By Ryan Velez
In a time where white boys are three times more likely than Black boys to be reading at or above grade level in the fourth grade, one D.C. area program is trying to equip Black boys with the skills and mindset they need to succeed. The Boys Institute (TBI), housed at D.C. Scholars Stanton Elementary School in Southeast Washington, D.C, is an initiative of the D.C. Public School System (DCPS) designed to address and close the literacy gap. The initiative provides at-risk boys of color, who define each other as Kings, with literacy instruction and the skills to pursue racial justice in the communities.
“Empowering black boys in the age of Trump is about more than reading and math skills. It’s about teaching them to develop and apply an entrepreneurial mindset to challenges that are specific to their communities,” says Kezia Williams, founding director of Black upStart, a social enterprise designed to teach Black Americans how to start profitable and successful businesses. Williams’ reference to Trump is more than just a side reference, as the kidpreneur program actually started the day after Trump was elected.
“Most mornings at Stanton Elementary, we start with shout outs,” said Marshall Pollard, director of TBI. “Today, after I literally wept heading into work, wondering how I look in the eyes of my students and be light, a 5th grader stood up and said: “I have a shout out for all of the people protesting the results of yesterday’s election.” Other students shared their input in a safe and honest conversation regarding the results.
One King responded, “He [Donald Trump] sees me as bad because my pants sag and stuff.” Another added, “people are just coming to America to have a better life. He [Donald Trump] wants to send them back. He [Donald Trump] probably wants to send me back to Africa.” Another mentioned that “I have a shout out for Hillary. She visited houses of white and black kids to tell she liked them.” This conversation led to the beginning of the training program, which both empowered and mobilized the boys to start businesses that were not only successful but created value and positivity in their communities.

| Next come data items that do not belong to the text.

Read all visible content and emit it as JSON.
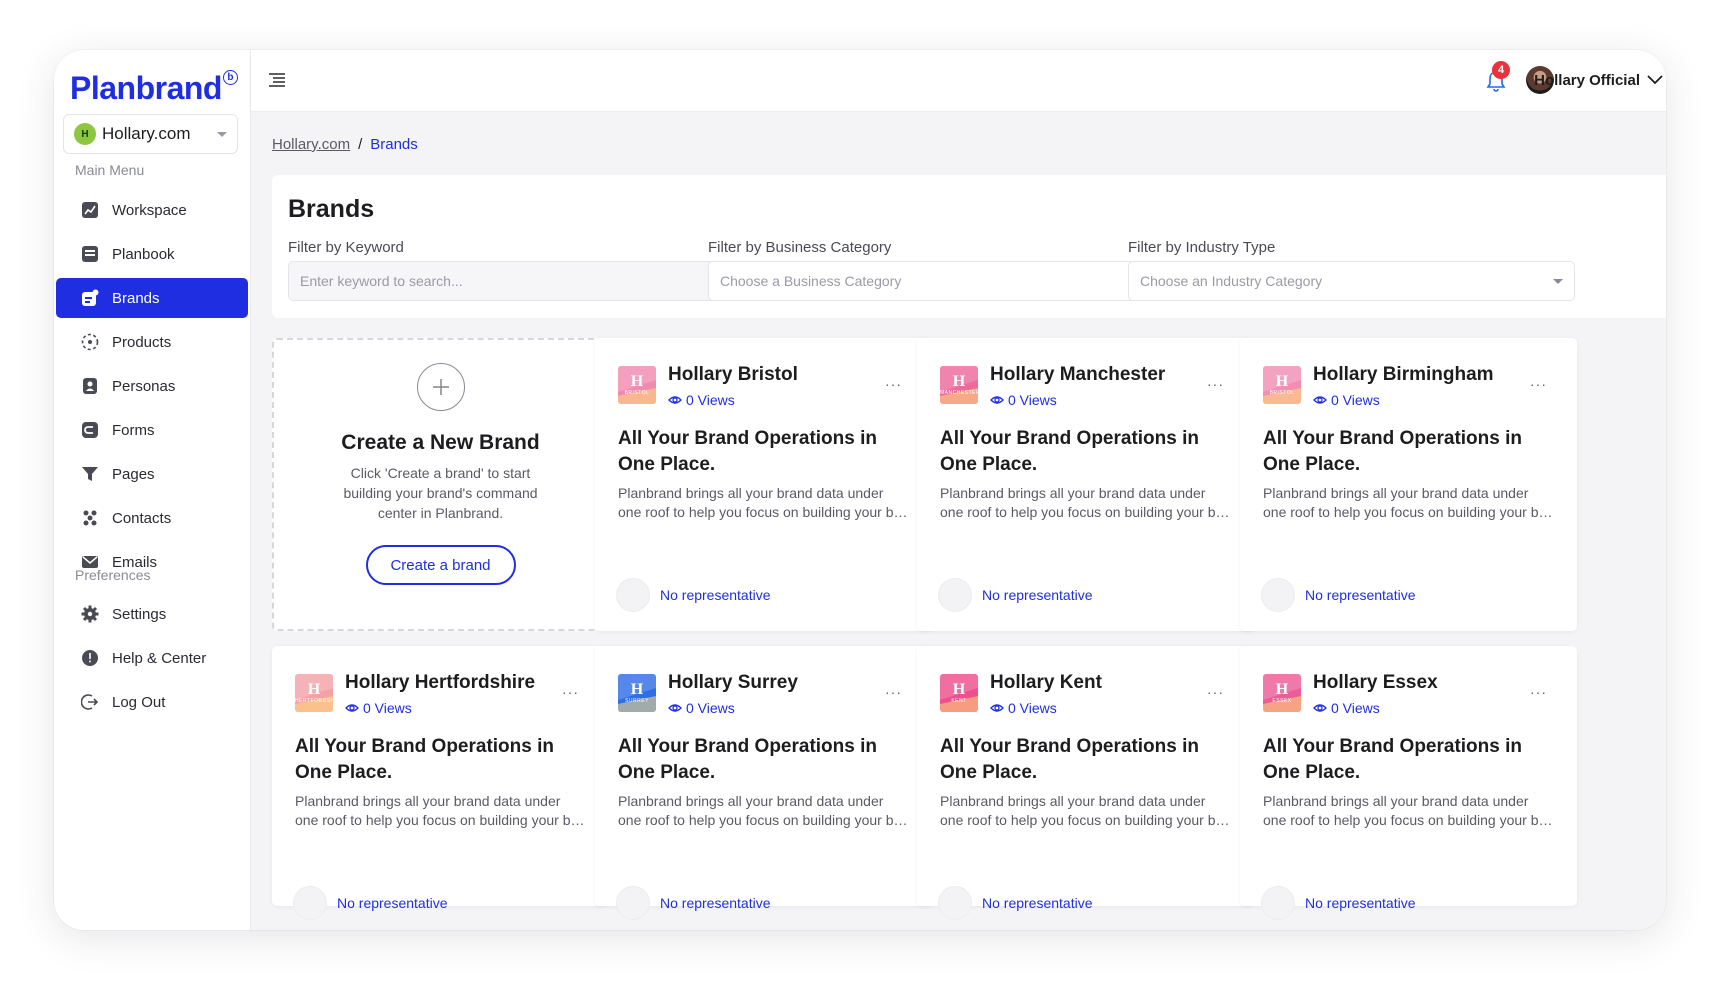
{
  "app": {
    "logo": "Planbrand",
    "logo_badge": "b",
    "workspace": {
      "name": "Hollary.com",
      "initials": "H"
    }
  },
  "sidebar": {
    "main_menu_label": "Main Menu",
    "preferences_label": "Preferences",
    "main_items": [
      {
        "label": "Workspace",
        "icon": "workspace-icon"
      },
      {
        "label": "Planbook",
        "icon": "planbook-icon"
      },
      {
        "label": "Brands",
        "icon": "brands-icon",
        "active": true
      },
      {
        "label": "Products",
        "icon": "products-icon"
      },
      {
        "label": "Personas",
        "icon": "personas-icon"
      },
      {
        "label": "Forms",
        "icon": "forms-icon"
      },
      {
        "label": "Pages",
        "icon": "pages-icon"
      },
      {
        "label": "Contacts",
        "icon": "contacts-icon"
      },
      {
        "label": "Emails",
        "icon": "emails-icon"
      }
    ],
    "pref_items": [
      {
        "label": "Settings",
        "icon": "settings-icon"
      },
      {
        "label": "Help & Center",
        "icon": "help-icon"
      },
      {
        "label": "Log Out",
        "icon": "logout-icon"
      }
    ]
  },
  "topbar": {
    "notification_count": "4",
    "user_name": "Hollary Official"
  },
  "breadcrumb": {
    "root": "Hollary.com",
    "separator": "/",
    "current": "Brands"
  },
  "filters": {
    "title": "Brands",
    "keyword": {
      "label": "Filter by Keyword",
      "placeholder": "Enter keyword to search..."
    },
    "business": {
      "label": "Filter by Business Category",
      "placeholder": "Choose a Business Category"
    },
    "industry": {
      "label": "Filter by Industry Type",
      "placeholder": "Choose an Industry Category"
    }
  },
  "create_card": {
    "title": "Create a New Brand",
    "description": "Click 'Create a brand' to start building your brand's command center in Planbrand.",
    "button": "Create a brand"
  },
  "brands": [
    {
      "name": "Hollary Bristol",
      "tag": "BRISTOL",
      "views": "0 Views",
      "heading": "All Your Brand Operations in One Place.",
      "desc_line1": "Planbrand brings all your brand data under",
      "desc_line2": "one roof to help you focus on building your brand",
      "representative": "No representative",
      "logo_color": "#f08bb0"
    },
    {
      "name": "Hollary Manchester",
      "tag": "MANCHESTER",
      "views": "0 Views",
      "heading": "All Your Brand Operations in One Place.",
      "desc_line1": "Planbrand brings all your brand data under",
      "desc_line2": "one roof to help you focus on building your brand",
      "representative": "No representative",
      "logo_color": "#ee6a9a"
    },
    {
      "name": "Hollary Birmingham",
      "tag": "BRISTOL",
      "views": "0 Views",
      "heading": "All Your Brand Operations in One Place.",
      "desc_line1": "Planbrand brings all your brand data under",
      "desc_line2": "one roof to help you focus on building your brand",
      "representative": "No representative",
      "logo_color": "#f18fb3"
    },
    {
      "name": "Hollary Hertfordshire",
      "tag": "HERTFORDSHIRE",
      "views": "0 Views",
      "heading": "All Your Brand Operations in One Place.",
      "desc_line1": "Planbrand brings all your brand data under",
      "desc_line2": "one roof to help you focus on building your brand",
      "representative": "No representative",
      "logo_color": "#f4a1a6"
    },
    {
      "name": "Hollary Surrey",
      "tag": "SURREY",
      "views": "0 Views",
      "heading": "All Your Brand Operations in One Place.",
      "desc_line1": "Planbrand brings all your brand data under",
      "desc_line2": "one roof to help you focus on building your brand",
      "representative": "No representative",
      "logo_color": "#2f6fe6"
    },
    {
      "name": "Hollary Kent",
      "tag": "KENT",
      "views": "0 Views",
      "heading": "All Your Brand Operations in One Place.",
      "desc_line1": "Planbrand brings all your brand data under",
      "desc_line2": "one roof to help you focus on building your brand",
      "representative": "No representative",
      "logo_color": "#ee4f8d"
    },
    {
      "name": "Hollary Essex",
      "tag": "ESSEX",
      "views": "0 Views",
      "heading": "All Your Brand Operations in One Place.",
      "desc_line1": "Planbrand brings all your brand data under",
      "desc_line2": "one roof to help you focus on building your brand",
      "representative": "No representative",
      "logo_color": "#ec5c95"
    }
  ]
}
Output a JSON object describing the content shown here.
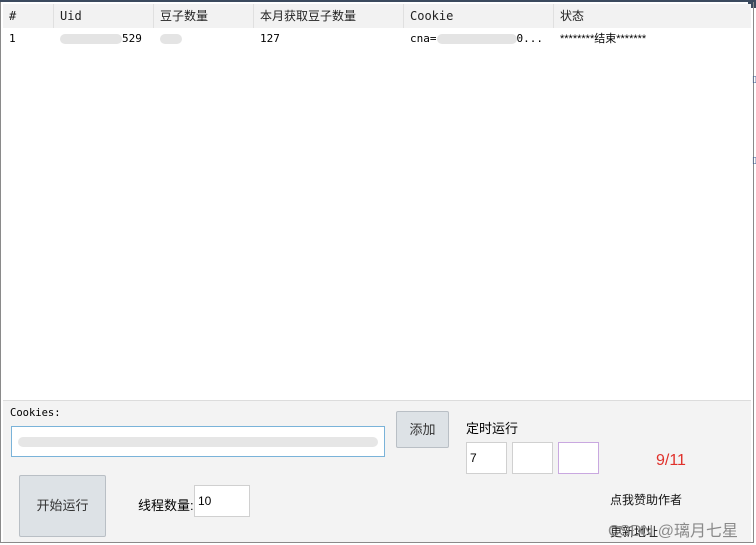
{
  "table": {
    "columns": [
      "#",
      "Uid",
      "豆子数量",
      "本月获取豆子数量",
      "Cookie",
      "状态"
    ],
    "rows": [
      {
        "index": "1",
        "uid": "529",
        "beans": "",
        "monthly_beans": "127",
        "cookie": "cna=",
        "cookie_tail": "0...",
        "status": "********结束*******"
      }
    ]
  },
  "form": {
    "cookies_label": "Cookies:",
    "add_button": "添加",
    "schedule_label": "定时运行",
    "schedule_values": [
      "7",
      "",
      ""
    ],
    "start_button": "开始运行",
    "threads_label": "线程数量:",
    "threads_value": "10",
    "counter": "9/11",
    "sponsor_link": "点我赞助作者",
    "update_link": "更新地址"
  },
  "watermark": "CSDN @璃月七星",
  "colors": {
    "counter": "#e0302a",
    "input_focus_border": "#7ab3d9",
    "selected_box_border": "#c9a8e0"
  }
}
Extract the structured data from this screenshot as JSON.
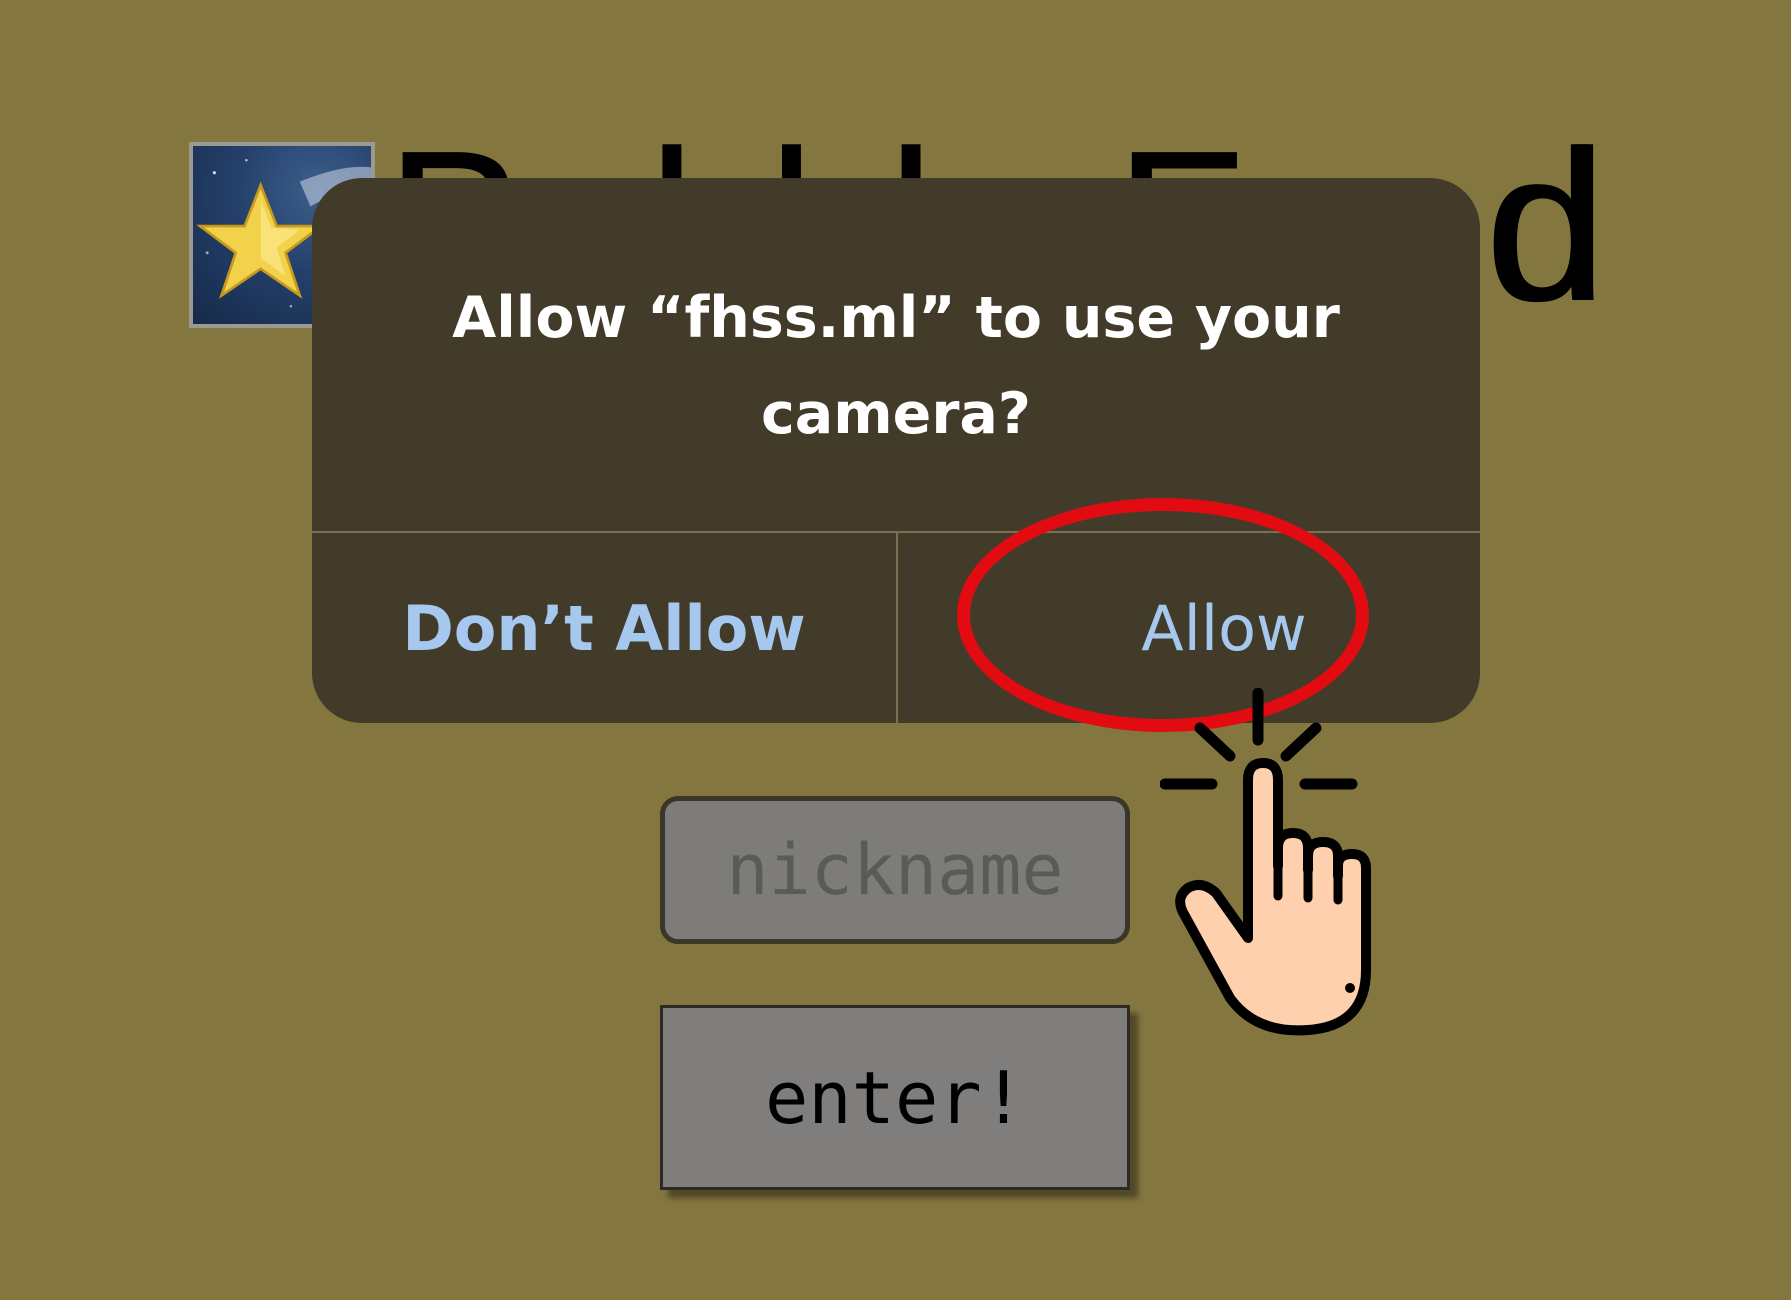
{
  "page": {
    "title": "Bubble Fund",
    "title_visible_tail": "d",
    "background_color": "#84763f"
  },
  "logo": {
    "icon": "shooting-star-icon"
  },
  "alert": {
    "message": "Allow “fhss.ml” to use your camera?",
    "deny_label": "Don’t Allow",
    "allow_label": "Allow",
    "background_color": "#433b2a",
    "button_color": "#a6c8ef"
  },
  "form": {
    "nickname_placeholder": "nickname",
    "nickname_value": "",
    "enter_label": "enter!"
  },
  "annotation": {
    "highlight_color": "#e10b11",
    "pointer_icon": "tap-hand-icon"
  }
}
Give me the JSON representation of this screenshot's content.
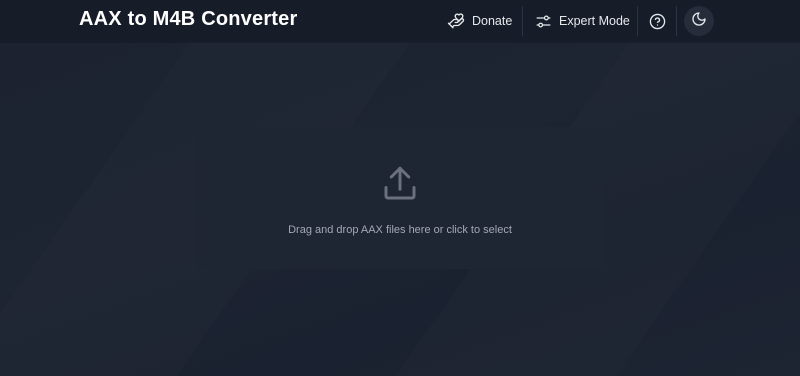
{
  "header": {
    "title": "AAX to M4B Converter",
    "donate_label": "Donate",
    "expert_label": "Expert Mode"
  },
  "icons": {
    "donate": "donate-hand-heart-icon",
    "expert": "sliders-icon",
    "help": "help-circle-icon",
    "theme": "moon-icon",
    "upload": "upload-icon"
  },
  "dropzone": {
    "text": "Drag and drop AAX files here or click to select"
  },
  "colors": {
    "background": "#1b2230",
    "header": "#161c28",
    "dropzone": "#1e2533",
    "text_primary": "#ffffff",
    "text_muted": "#a3a9b4",
    "icon_muted": "#6b717d"
  }
}
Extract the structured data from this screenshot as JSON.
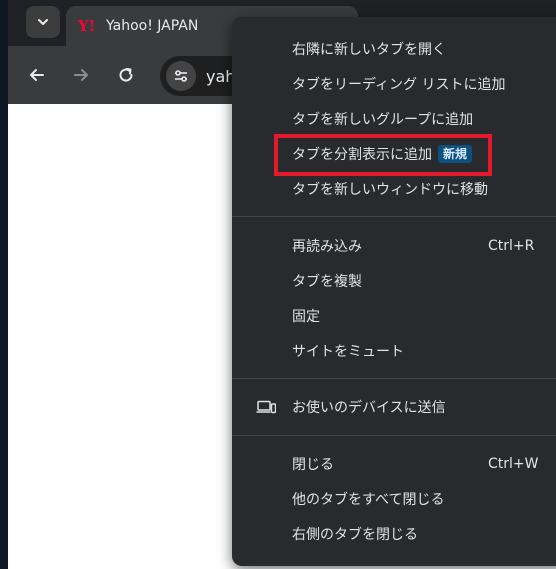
{
  "tab": {
    "title": "Yahoo! JAPAN",
    "favicon": "Y!"
  },
  "behind_tab_title": "…",
  "omnibox": {
    "url_fragment": "yah"
  },
  "menu": {
    "items": [
      {
        "label": "右隣に新しいタブを開く"
      },
      {
        "label": "タブをリーディング リストに追加"
      },
      {
        "label": "タブを新しいグループに追加"
      },
      {
        "label": "タブを分割表示に追加",
        "badge": "新規"
      },
      {
        "label": "タブを新しいウィンドウに移動"
      },
      {
        "label": "再読み込み",
        "shortcut": "Ctrl+R"
      },
      {
        "label": "タブを複製"
      },
      {
        "label": "固定"
      },
      {
        "label": "サイトをミュート"
      },
      {
        "label": "お使いのデバイスに送信",
        "icon": "devices-icon"
      },
      {
        "label": "閉じる",
        "shortcut": "Ctrl+W"
      },
      {
        "label": "他のタブをすべて閉じる"
      },
      {
        "label": "右側のタブを閉じる"
      }
    ]
  },
  "colors": {
    "highlight": "#e21a2c",
    "badge_bg": "#0e4f7d",
    "menu_bg": "#292a2d",
    "favicon": "#ff0033"
  }
}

One such example of a lesson was solving a real-time problem, where Black upStart was hosting an event but there was nothing for the adults to drink. One King suggested creating and bottling infused waters with fresh fruit and vegetables to sell to guests. “We will sell this water to make being healthy cool in our community,” he noted. They subsequently created and bottled 150 bottles of water at the Young, Black and Innovative event hosted at Teach for America headquarters in Washington D.C.